5.8 Polieren und Sortieren der Kapseln:
5.8.1 Die gefüllten Kapseln durchlaufen anschließend die Polier- und Sortieranlage.
5.8.2 Zwei Sortierstufen hier:
5.8.2.1 Der Plattensortierer fängt lose Kapseln auf – solche, die nicht richtig geschlossen sind und deren Kappen abfallen.
5.8.2.2 Der Trommelsortierer fängt Kapseln mit Durchmesserproblemen auf – ovale, übergroße Kapseln, alles, was nicht gerade rollt.
5.8.3 Inbetriebnahme des Plattensortierers: Stellen Sie den Reglerknopf auf Null, schalten Sie den Netzschalter ein und drehen Sie den Knopf dann langsam im Uhrzeigersinn bis zur Mittelstellung. Er sollte gleichmäßig vibrieren – kein Klappern. Falls er klappert, reduzieren Sie die Spannung.
5.8.4 Starten des Trommelsortierers: Drücken Sie den grünen Knopf. Prüfen Sie, ob sich die Trommel im Uhrzeigersinn dreht, wenn Sie vom Auslaufende aus darauf schauen.
5.8.5 Schalten Sie nun den Kapselfluss von der Abfüllmaschine ein.
5.8.6 Die Uhrenkapseln bewegen sich über die Sortierplatte. Bewegen sie sich zu langsam oder verklemmen sie sich? Erhöhen Sie die Vibration etwas.
5.8.7 Lose Kapselkappen fallen durch die Löcher in der Platte. Intakte Kapseln gelangen zum Trommelsortierer.
5.8.8 Die Trommel dreht die Kapseln über ihre Sortierplatte. Zu große oder ovale Kapseln bleiben hängen; einwandfreie Kapseln passieren die Maschine.
5.8.9 Eine oben an der Trommel angebrachte Nylonbürste befördert festsitzende, defekte Kapseln in eine Auffangschale. Diese Schale sollte regelmäßig geleert werden.
5.8.10 Die aus dem Sortierer aussortierten, einwandfreien Kapseln sind bereit für den nächsten Schritt.
5.9 Nach Abschluss der Charge die Maschine anhalten.
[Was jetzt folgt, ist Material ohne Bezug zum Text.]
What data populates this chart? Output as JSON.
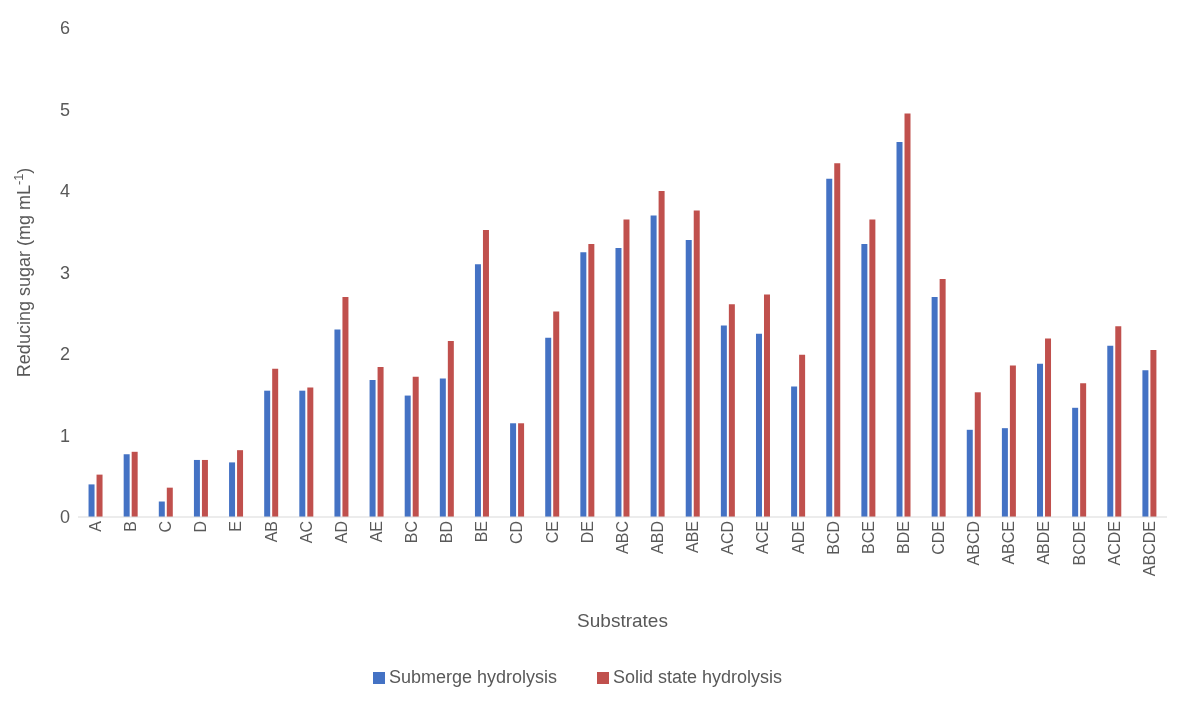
{
  "chart_data": {
    "type": "bar",
    "xlabel": "Substrates",
    "ylabel": "Reducing sugar (mg mL$^{-1}$)",
    "categories": [
      "A",
      "B",
      "C",
      "D",
      "E",
      "AB",
      "AC",
      "AD",
      "AE",
      "BC",
      "BD",
      "BE",
      "CD",
      "CE",
      "DE",
      "ABC",
      "ABD",
      "ABE",
      "ACD",
      "ACE",
      "ADE",
      "BCD",
      "BCE",
      "BDE",
      "CDE",
      "ABCD",
      "ABCE",
      "ABDE",
      "BCDE",
      "ACDE",
      "ABCDE"
    ],
    "series": [
      {
        "name": "Submerge hydrolysis",
        "color": "#4472c4",
        "values": [
          0.4,
          0.77,
          0.19,
          0.7,
          0.67,
          1.55,
          1.55,
          2.3,
          1.68,
          1.49,
          1.7,
          3.1,
          1.15,
          2.2,
          3.25,
          3.3,
          3.7,
          3.4,
          2.35,
          2.25,
          1.6,
          4.15,
          3.35,
          4.6,
          2.7,
          1.07,
          1.09,
          1.88,
          1.34,
          2.1,
          1.8
        ]
      },
      {
        "name": "Solid state hydrolysis",
        "color": "#c0504d",
        "values": [
          0.52,
          0.8,
          0.36,
          0.7,
          0.82,
          1.82,
          1.59,
          2.7,
          1.84,
          1.72,
          2.16,
          3.52,
          1.15,
          2.52,
          3.35,
          3.65,
          4.0,
          3.76,
          2.61,
          2.73,
          1.99,
          4.34,
          3.65,
          4.95,
          2.92,
          1.53,
          1.86,
          2.19,
          1.64,
          2.34,
          2.05
        ]
      }
    ],
    "ylim": [
      0,
      6
    ],
    "yticks": [
      0,
      1,
      2,
      3,
      4,
      5,
      6
    ],
    "grid": false,
    "legend": "bottom"
  }
}
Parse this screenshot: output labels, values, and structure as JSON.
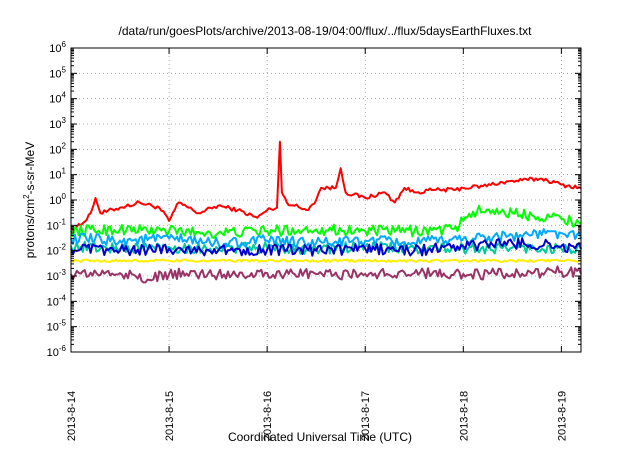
{
  "chart_data": {
    "type": "line",
    "title": "/data/run/goesPlots/archive/2013-08-19/04:00/flux/../flux/5daysEarthFluxes.txt",
    "xlabel": "Coordinated Universal Time (UTC)",
    "ylabel": {
      "prefix": "protons/cm",
      "superscript": "2",
      "suffix": "-s-sr-MeV"
    },
    "y_scale": "log",
    "ylim": [
      1e-06,
      1000000.0
    ],
    "y_ticks": [
      {
        "value": 1e-06,
        "base": "10",
        "exp": "-6"
      },
      {
        "value": 1e-05,
        "base": "10",
        "exp": "-5"
      },
      {
        "value": 0.0001,
        "base": "10",
        "exp": "-4"
      },
      {
        "value": 0.001,
        "base": "10",
        "exp": "-3"
      },
      {
        "value": 0.01,
        "base": "10",
        "exp": "-2"
      },
      {
        "value": 0.1,
        "base": "10",
        "exp": "-1"
      },
      {
        "value": 1,
        "base": "10",
        "exp": "0"
      },
      {
        "value": 10,
        "base": "10",
        "exp": "1"
      },
      {
        "value": 100,
        "base": "10",
        "exp": "2"
      },
      {
        "value": 1000,
        "base": "10",
        "exp": "3"
      },
      {
        "value": 10000,
        "base": "10",
        "exp": "4"
      },
      {
        "value": 100000,
        "base": "10",
        "exp": "5"
      },
      {
        "value": 1000000,
        "base": "10",
        "exp": "6"
      }
    ],
    "x_unit": "days",
    "xlim": [
      0,
      5.2
    ],
    "x_ticks": [
      {
        "value": 0,
        "label": "2013-8-14"
      },
      {
        "value": 1,
        "label": "2013-8-15"
      },
      {
        "value": 2,
        "label": "2013-8-16"
      },
      {
        "value": 3,
        "label": "2013-8-17"
      },
      {
        "value": 4,
        "label": "2013-8-18"
      },
      {
        "value": 5,
        "label": "2013-8-19"
      }
    ],
    "grid": true,
    "series": [
      {
        "color": "#ff0000",
        "x": [
          0,
          0.1,
          0.2,
          0.25,
          0.3,
          0.5,
          0.7,
          0.9,
          1.0,
          1.1,
          1.3,
          1.5,
          1.7,
          1.9,
          2.0,
          2.1,
          2.13,
          2.15,
          2.2,
          2.4,
          2.5,
          2.55,
          2.7,
          2.75,
          2.8,
          3.0,
          3.2,
          3.3,
          3.4,
          3.5,
          3.7,
          3.9,
          4.0,
          4.2,
          4.4,
          4.6,
          4.8,
          5.0,
          5.2
        ],
        "y": [
          0.08,
          0.1,
          0.3,
          1.2,
          0.3,
          0.5,
          0.8,
          0.5,
          0.15,
          0.8,
          0.3,
          0.6,
          0.4,
          0.2,
          0.4,
          0.5,
          200,
          2,
          0.8,
          0.4,
          1,
          3,
          3,
          18,
          2,
          1.2,
          2,
          0.8,
          3,
          2,
          2.5,
          2.5,
          3,
          3.5,
          5,
          6,
          7,
          4,
          3
        ]
      },
      {
        "color": "#00ff00",
        "x": [
          0,
          0.5,
          1.0,
          1.5,
          2.0,
          2.5,
          3.0,
          3.5,
          3.9,
          4.0,
          4.1,
          4.3,
          4.5,
          4.7,
          4.9,
          5.1,
          5.2
        ],
        "y": [
          0.06,
          0.07,
          0.06,
          0.05,
          0.06,
          0.07,
          0.06,
          0.06,
          0.07,
          0.15,
          0.35,
          0.4,
          0.3,
          0.25,
          0.22,
          0.15,
          0.12
        ]
      },
      {
        "color": "#00cc99",
        "x": [
          0,
          0.5,
          1.0,
          1.5,
          2.0,
          2.5,
          3.0,
          3.5,
          4.0,
          4.5,
          5.0,
          5.2
        ],
        "y": [
          0.015,
          0.012,
          0.014,
          0.012,
          0.013,
          0.012,
          0.014,
          0.012,
          0.012,
          0.013,
          0.012,
          0.011
        ]
      },
      {
        "color": "#00aaff",
        "x": [
          0,
          0.5,
          1.0,
          1.5,
          2.0,
          2.5,
          3.0,
          3.5,
          4.0,
          4.5,
          5.0,
          5.2
        ],
        "y": [
          0.03,
          0.025,
          0.03,
          0.02,
          0.025,
          0.02,
          0.025,
          0.02,
          0.03,
          0.04,
          0.05,
          0.03
        ]
      },
      {
        "color": "#0000cc",
        "x": [
          0,
          0.5,
          1.0,
          1.5,
          2.0,
          2.5,
          3.0,
          3.5,
          4.0,
          4.5,
          5.0,
          5.2
        ],
        "y": [
          0.012,
          0.01,
          0.012,
          0.01,
          0.011,
          0.01,
          0.012,
          0.01,
          0.015,
          0.02,
          0.015,
          0.012
        ]
      },
      {
        "color": "#ffee00",
        "x": [
          0,
          1,
          2,
          3,
          4,
          5,
          5.2
        ],
        "y": [
          0.004,
          0.004,
          0.004,
          0.004,
          0.004,
          0.004,
          0.004
        ]
      },
      {
        "color": "#993366",
        "x": [
          0,
          0.5,
          0.8,
          1.0,
          1.5,
          2.0,
          2.5,
          3.0,
          3.5,
          4.0,
          4.5,
          5.0,
          5.2
        ],
        "y": [
          0.0012,
          0.0013,
          0.0007,
          0.0012,
          0.0012,
          0.0013,
          0.0012,
          0.0012,
          0.0013,
          0.0012,
          0.0012,
          0.0015,
          0.0012
        ]
      }
    ]
  }
}
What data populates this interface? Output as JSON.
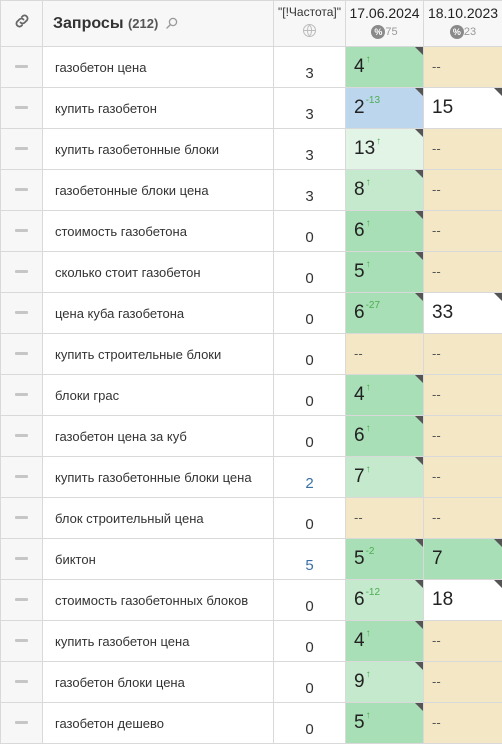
{
  "header": {
    "query_title": "Запросы",
    "query_count": "(212)",
    "freq_title": "\"[!Частота]\"",
    "dates": [
      {
        "date": "17.06.2024",
        "pct": "75"
      },
      {
        "date": "18.10.2023",
        "pct": "23"
      }
    ]
  },
  "rows": [
    {
      "query": "газобетон цена",
      "freq": "3",
      "freq_blue": false,
      "p1": {
        "val": "4",
        "chg": "↑",
        "bg": "green"
      },
      "p2": {
        "val": "--",
        "chg": "",
        "bg": "beige"
      }
    },
    {
      "query": "купить газобетон",
      "freq": "3",
      "freq_blue": false,
      "p1": {
        "val": "2",
        "chg": "-13",
        "bg": "blue"
      },
      "p2": {
        "val": "15",
        "chg": "",
        "bg": "white"
      }
    },
    {
      "query": "купить газобетонные блоки",
      "freq": "3",
      "freq_blue": false,
      "p1": {
        "val": "13",
        "chg": "↑",
        "bg": "xlgreen"
      },
      "p2": {
        "val": "--",
        "chg": "",
        "bg": "beige"
      }
    },
    {
      "query": "газобетонные блоки цена",
      "freq": "3",
      "freq_blue": false,
      "p1": {
        "val": "8",
        "chg": "↑",
        "bg": "lgreen"
      },
      "p2": {
        "val": "--",
        "chg": "",
        "bg": "beige"
      }
    },
    {
      "query": "стоимость газобетона",
      "freq": "0",
      "freq_blue": false,
      "p1": {
        "val": "6",
        "chg": "↑",
        "bg": "green"
      },
      "p2": {
        "val": "--",
        "chg": "",
        "bg": "beige"
      }
    },
    {
      "query": "сколько стоит газобетон",
      "freq": "0",
      "freq_blue": false,
      "p1": {
        "val": "5",
        "chg": "↑",
        "bg": "green"
      },
      "p2": {
        "val": "--",
        "chg": "",
        "bg": "beige"
      }
    },
    {
      "query": "цена куба газобетона",
      "freq": "0",
      "freq_blue": false,
      "p1": {
        "val": "6",
        "chg": "-27",
        "bg": "green"
      },
      "p2": {
        "val": "33",
        "chg": "",
        "bg": "white"
      }
    },
    {
      "query": "купить строительные блоки",
      "freq": "0",
      "freq_blue": false,
      "p1": {
        "val": "--",
        "chg": "",
        "bg": "beige"
      },
      "p2": {
        "val": "--",
        "chg": "",
        "bg": "beige"
      }
    },
    {
      "query": "блоки грас",
      "freq": "0",
      "freq_blue": false,
      "p1": {
        "val": "4",
        "chg": "↑",
        "bg": "green"
      },
      "p2": {
        "val": "--",
        "chg": "",
        "bg": "beige"
      }
    },
    {
      "query": "газобетон цена за куб",
      "freq": "0",
      "freq_blue": false,
      "p1": {
        "val": "6",
        "chg": "↑",
        "bg": "green"
      },
      "p2": {
        "val": "--",
        "chg": "",
        "bg": "beige"
      }
    },
    {
      "query": "купить газобетонные блоки цена",
      "freq": "2",
      "freq_blue": true,
      "p1": {
        "val": "7",
        "chg": "↑",
        "bg": "lgreen"
      },
      "p2": {
        "val": "--",
        "chg": "",
        "bg": "beige"
      }
    },
    {
      "query": "блок строительный цена",
      "freq": "0",
      "freq_blue": false,
      "p1": {
        "val": "--",
        "chg": "",
        "bg": "beige"
      },
      "p2": {
        "val": "--",
        "chg": "",
        "bg": "beige"
      }
    },
    {
      "query": "биктон",
      "freq": "5",
      "freq_blue": true,
      "p1": {
        "val": "5",
        "chg": "-2",
        "bg": "green"
      },
      "p2": {
        "val": "7",
        "chg": "",
        "bg": "green"
      }
    },
    {
      "query": "стоимость газобетонных блоков",
      "freq": "0",
      "freq_blue": false,
      "p1": {
        "val": "6",
        "chg": "-12",
        "bg": "lgreen"
      },
      "p2": {
        "val": "18",
        "chg": "",
        "bg": "white"
      }
    },
    {
      "query": "купить газобетон цена",
      "freq": "0",
      "freq_blue": false,
      "p1": {
        "val": "4",
        "chg": "↑",
        "bg": "green"
      },
      "p2": {
        "val": "--",
        "chg": "",
        "bg": "beige"
      }
    },
    {
      "query": "газобетон блоки цена",
      "freq": "0",
      "freq_blue": false,
      "p1": {
        "val": "9",
        "chg": "↑",
        "bg": "lgreen"
      },
      "p2": {
        "val": "--",
        "chg": "",
        "bg": "beige"
      }
    },
    {
      "query": "газобетон дешево",
      "freq": "0",
      "freq_blue": false,
      "p1": {
        "val": "5",
        "chg": "↑",
        "bg": "green"
      },
      "p2": {
        "val": "--",
        "chg": "",
        "bg": "beige"
      }
    }
  ]
}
Restliches Pulver aus dem Trichter entfernen und gemäß Ihrem Abgleichverfahren weiterverarbeiten.
5.10 Bringen Sie ein Etikett mit der Aufschrift “ZUR REINIGUNG” sowie Produkt- und Chargeninformationen an der Maschine an.
5.11 Reinigen Sie die automatische Kapselfüllmaschine gemäß der Standardarbeitsanweisung für die Gerätereinigung.
5.12 AUFZEICHNUNGEN: Gerätenutzungsprotokoll, Chargenproduktionsprotokoll, Protokoll der laufenden Kontrollen, Reinigungsprotokoll.
6.0 ABKÜRZUNGEN:
6.1 Standardarbeitsanweisung: Standardarbeitsanweisung.
6.2 IPQA: Prozessbegleitende Qualitätssicherung.
6,3 BMR: Chargenfertigungsprotokoll.
6.4 cGMP: Aktuelle gute Herstellungspraxis.